What happened this time is that there was no division of work. So, if you use the default settings in Microsoft Project, this will be the case. Guess if many fall in this hole. And either abandon Project or just continue doing it wrong.

The answer is knowing your way around task type and Effort driven. Task type affect what happens if you change one assignment (Alice being assigned to Task A) while Effort driven controls what happens when resources are added to a task (Bob is added to Alice as assignee on Task A). You can change these values in the Task Information dialog box.


Task type specifies which value is fixed during the next calculation when you change Work, Duration or Unit.

When I brought this up during a previous post, I mentioned that you should stick to one or two of these types, but that is theory. You need to understand at least Fixed Duration (with Effort driven unselected) and Fixed Work (where effort driven is always selected).

The main problem with Fixed Duration is that a task can never become longer or shorter if you add or remove resources. All that can happen is that people work harder or less during that period. In theory this is applicable to a meeting. A meeting does not become shorter if a participant is removed. But still, isn’t that kind of true? If you’re having a meeting for 3 people or 100 people changes a lot and the latter meeting will probably take longer. For example if all are to say something this meeting will take longer.

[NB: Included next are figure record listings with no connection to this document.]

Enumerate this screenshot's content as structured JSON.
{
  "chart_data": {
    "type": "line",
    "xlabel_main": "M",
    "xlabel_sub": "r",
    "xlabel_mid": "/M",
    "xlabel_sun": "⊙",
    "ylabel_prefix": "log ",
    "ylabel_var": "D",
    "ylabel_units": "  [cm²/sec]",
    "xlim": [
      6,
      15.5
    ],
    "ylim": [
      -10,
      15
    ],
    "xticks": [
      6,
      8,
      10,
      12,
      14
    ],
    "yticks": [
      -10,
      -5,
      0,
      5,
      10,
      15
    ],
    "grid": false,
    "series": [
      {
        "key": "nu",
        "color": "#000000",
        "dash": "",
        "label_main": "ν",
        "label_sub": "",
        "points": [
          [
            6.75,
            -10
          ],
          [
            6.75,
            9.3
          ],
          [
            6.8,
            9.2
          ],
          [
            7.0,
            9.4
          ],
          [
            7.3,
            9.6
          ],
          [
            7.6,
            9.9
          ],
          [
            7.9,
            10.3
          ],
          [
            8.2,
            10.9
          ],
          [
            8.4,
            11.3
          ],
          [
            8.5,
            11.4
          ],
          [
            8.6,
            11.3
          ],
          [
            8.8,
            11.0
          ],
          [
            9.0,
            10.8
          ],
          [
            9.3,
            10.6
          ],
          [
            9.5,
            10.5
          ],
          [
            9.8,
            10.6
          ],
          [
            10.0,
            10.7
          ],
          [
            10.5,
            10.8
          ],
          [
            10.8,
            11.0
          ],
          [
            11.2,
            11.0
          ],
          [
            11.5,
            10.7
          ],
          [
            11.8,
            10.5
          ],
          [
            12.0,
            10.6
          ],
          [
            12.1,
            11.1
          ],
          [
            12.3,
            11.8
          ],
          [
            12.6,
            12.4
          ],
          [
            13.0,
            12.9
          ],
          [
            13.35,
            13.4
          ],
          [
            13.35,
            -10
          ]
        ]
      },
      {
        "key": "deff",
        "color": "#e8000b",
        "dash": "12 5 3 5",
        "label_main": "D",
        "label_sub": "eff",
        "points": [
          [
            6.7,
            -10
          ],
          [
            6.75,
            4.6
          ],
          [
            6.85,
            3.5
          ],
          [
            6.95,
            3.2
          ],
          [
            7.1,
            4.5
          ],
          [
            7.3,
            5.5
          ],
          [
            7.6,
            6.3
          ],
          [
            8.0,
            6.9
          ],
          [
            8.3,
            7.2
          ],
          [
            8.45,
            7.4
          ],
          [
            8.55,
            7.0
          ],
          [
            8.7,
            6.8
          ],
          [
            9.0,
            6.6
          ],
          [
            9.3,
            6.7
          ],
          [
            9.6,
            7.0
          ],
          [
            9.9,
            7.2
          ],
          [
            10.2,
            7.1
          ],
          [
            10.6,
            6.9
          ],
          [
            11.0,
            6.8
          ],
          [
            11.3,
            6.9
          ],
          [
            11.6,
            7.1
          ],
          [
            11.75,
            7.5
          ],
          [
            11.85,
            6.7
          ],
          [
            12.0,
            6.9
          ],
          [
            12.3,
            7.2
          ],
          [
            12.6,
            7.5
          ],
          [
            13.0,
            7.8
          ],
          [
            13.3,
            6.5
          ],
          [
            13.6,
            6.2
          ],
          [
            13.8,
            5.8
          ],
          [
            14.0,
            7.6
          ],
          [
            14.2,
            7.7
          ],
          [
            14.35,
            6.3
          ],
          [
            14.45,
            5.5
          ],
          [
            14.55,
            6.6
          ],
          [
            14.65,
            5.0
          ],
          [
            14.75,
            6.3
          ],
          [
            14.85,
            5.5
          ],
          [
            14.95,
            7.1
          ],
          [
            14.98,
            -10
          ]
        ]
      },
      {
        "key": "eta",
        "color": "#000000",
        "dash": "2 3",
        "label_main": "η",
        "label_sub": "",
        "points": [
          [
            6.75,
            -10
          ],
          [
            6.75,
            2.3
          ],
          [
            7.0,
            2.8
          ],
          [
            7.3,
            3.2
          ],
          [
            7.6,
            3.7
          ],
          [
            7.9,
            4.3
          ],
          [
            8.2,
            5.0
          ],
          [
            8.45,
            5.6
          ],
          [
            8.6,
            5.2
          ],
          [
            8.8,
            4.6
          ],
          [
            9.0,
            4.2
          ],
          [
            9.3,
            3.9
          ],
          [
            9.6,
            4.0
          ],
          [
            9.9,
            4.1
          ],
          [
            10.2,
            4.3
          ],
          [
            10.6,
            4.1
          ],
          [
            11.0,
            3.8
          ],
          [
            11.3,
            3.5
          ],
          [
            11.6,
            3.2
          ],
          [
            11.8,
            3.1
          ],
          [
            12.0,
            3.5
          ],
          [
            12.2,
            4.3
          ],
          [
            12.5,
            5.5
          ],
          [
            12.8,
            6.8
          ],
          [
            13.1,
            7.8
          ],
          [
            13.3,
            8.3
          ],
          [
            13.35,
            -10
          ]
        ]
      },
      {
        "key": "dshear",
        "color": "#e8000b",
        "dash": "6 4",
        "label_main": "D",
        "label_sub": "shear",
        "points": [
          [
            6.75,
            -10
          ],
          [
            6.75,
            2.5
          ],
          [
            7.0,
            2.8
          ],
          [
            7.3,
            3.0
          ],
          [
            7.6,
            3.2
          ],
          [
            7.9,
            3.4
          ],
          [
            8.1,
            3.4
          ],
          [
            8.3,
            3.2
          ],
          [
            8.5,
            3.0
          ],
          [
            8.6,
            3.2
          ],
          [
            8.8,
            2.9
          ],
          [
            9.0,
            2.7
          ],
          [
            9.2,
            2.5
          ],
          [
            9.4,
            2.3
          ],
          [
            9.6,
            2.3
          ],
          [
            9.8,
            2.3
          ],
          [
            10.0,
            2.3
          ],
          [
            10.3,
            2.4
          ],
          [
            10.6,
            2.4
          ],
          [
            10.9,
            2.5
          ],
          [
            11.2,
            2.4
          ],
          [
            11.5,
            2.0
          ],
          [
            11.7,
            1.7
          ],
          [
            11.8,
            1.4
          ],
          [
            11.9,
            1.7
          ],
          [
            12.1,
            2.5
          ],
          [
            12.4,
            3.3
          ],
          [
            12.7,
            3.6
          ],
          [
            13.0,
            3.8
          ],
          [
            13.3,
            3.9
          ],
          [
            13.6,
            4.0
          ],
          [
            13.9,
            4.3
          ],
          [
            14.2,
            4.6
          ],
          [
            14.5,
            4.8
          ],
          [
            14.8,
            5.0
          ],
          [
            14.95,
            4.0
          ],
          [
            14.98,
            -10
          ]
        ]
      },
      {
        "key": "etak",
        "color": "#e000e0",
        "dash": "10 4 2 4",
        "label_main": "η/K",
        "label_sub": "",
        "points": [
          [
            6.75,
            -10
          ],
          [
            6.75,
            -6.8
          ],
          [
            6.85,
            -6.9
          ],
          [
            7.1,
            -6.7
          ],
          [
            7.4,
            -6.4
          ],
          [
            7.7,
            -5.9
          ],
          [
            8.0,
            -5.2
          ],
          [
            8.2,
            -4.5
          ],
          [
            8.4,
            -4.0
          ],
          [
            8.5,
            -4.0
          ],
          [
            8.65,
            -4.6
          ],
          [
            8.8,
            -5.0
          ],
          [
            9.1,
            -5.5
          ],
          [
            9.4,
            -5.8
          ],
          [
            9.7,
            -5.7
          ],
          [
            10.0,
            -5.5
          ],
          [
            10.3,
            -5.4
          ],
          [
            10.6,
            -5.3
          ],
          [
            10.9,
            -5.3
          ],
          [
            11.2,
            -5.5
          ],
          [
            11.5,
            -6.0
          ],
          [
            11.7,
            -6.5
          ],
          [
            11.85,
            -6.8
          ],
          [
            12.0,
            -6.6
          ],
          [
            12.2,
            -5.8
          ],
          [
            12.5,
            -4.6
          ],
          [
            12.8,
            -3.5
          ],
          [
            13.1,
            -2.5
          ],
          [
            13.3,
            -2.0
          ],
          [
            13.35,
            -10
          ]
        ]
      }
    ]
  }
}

The main problem with Fixed Work is that the resources are seen as interchangeable units. If you add another resource, things take shorter to accomplish. Well, if you believe in cloning this can be true, but this is not the case in real life. And this scenario can be a killer during the project. Let’s say that you’re running late in the last sprint of a long project. You are given the question that if you add a resource or two; won’t things take shorter time?

If you ask Microsoft Project, the answer will be yes. The simple formula says that the more resources, the shorter will it take. It does not take into consideration that new resources have to be trained, newbies make mistakes because they don’t know the code, etc.

So, what am I saying? I say that Microsoft Project is not a project manager or a resource planner. It’s a tool which you need to understand in detail if you’re going to use it to do your project management or your resource planning. The problem is that the simplicity of the formula can trick you into thinking that project management is easy and simple. You might not see your own errors.

Is Microsoft Project the best tool? I couldn’t say. Microsoft Excel is no better and I guess other applications for project management struggle with the same problems.

What you can do is stop hiding behind these formulas, bring some common sense into your project management and if you need to; use some tool to help you visualize your Project.